If Neighborhood Watch is so popular, why the outcry against the city of Chico’s plan to establish a pilot program in which citizen volunteers would assist with code enforcement? Code violations may not be criminal in the way, say, burglary is, but they are illegal and do contribute to neighborhood blight. Why not involve residents in cleaning up neighborhoods?
City officials admit their Code Enforcement staff is too small to do much more than respond to complaints. That means nobody is going out and actively looking for violations. The proposal is to train small groups of volunteers to be able to recognize code violations and report them to the city.
Worry-warts have conjured up images of people snooping in yards and peering over fences. They also fret that some folks could use the reporting system to get back at people they don’t like.

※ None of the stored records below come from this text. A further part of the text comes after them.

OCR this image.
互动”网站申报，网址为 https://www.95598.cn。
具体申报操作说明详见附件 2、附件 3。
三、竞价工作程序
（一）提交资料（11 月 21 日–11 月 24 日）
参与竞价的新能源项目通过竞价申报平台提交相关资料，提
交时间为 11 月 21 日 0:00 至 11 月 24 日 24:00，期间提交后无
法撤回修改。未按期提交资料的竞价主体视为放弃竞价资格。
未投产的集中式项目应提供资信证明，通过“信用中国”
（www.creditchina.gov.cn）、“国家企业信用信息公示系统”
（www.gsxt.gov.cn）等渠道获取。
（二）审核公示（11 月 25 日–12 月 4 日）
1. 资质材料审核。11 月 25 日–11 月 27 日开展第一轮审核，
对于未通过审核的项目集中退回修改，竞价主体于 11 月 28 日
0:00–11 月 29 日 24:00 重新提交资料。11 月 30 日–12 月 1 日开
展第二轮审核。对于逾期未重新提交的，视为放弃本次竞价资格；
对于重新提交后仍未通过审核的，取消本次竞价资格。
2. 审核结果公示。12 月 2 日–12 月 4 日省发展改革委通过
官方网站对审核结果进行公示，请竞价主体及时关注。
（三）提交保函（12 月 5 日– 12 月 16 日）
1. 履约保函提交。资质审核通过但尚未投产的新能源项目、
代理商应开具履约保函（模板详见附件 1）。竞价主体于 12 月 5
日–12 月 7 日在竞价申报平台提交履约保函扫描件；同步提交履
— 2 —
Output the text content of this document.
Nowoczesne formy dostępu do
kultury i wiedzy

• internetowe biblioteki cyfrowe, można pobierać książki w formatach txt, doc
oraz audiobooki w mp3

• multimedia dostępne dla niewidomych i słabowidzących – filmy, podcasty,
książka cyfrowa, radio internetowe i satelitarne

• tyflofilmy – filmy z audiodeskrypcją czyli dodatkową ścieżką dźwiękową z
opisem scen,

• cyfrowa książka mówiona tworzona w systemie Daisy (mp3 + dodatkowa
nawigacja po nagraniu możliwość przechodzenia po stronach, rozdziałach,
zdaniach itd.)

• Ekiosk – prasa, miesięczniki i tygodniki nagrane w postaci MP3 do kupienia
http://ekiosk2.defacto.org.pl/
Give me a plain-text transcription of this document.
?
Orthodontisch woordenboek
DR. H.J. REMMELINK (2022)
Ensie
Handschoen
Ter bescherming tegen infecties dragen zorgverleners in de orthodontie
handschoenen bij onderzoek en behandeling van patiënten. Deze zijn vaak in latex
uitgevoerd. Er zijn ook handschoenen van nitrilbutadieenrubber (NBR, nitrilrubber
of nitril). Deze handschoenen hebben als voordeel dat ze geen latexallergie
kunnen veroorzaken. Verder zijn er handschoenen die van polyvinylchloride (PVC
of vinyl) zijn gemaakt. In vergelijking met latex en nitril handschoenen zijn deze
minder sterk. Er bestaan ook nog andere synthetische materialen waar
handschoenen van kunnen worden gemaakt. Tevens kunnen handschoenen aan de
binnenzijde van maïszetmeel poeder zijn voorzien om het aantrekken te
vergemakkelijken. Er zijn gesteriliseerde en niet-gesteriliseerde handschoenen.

Neither scenario is likely. The volunteers will be authorized to report on only what they see from the street or other public right-of-way, and they will not be involved in surveying their immediate neighbors, but rather properties several blocks away, to avoid possible neighbor-to-neighbor recrimination. Plus, trained city staffers will analyze their reports and decide which merit follow-up action.
At a time when the city does not have the money to beef up code enforcement, this program—let’s call it Neighborhood Code Watch—seems like a good idea.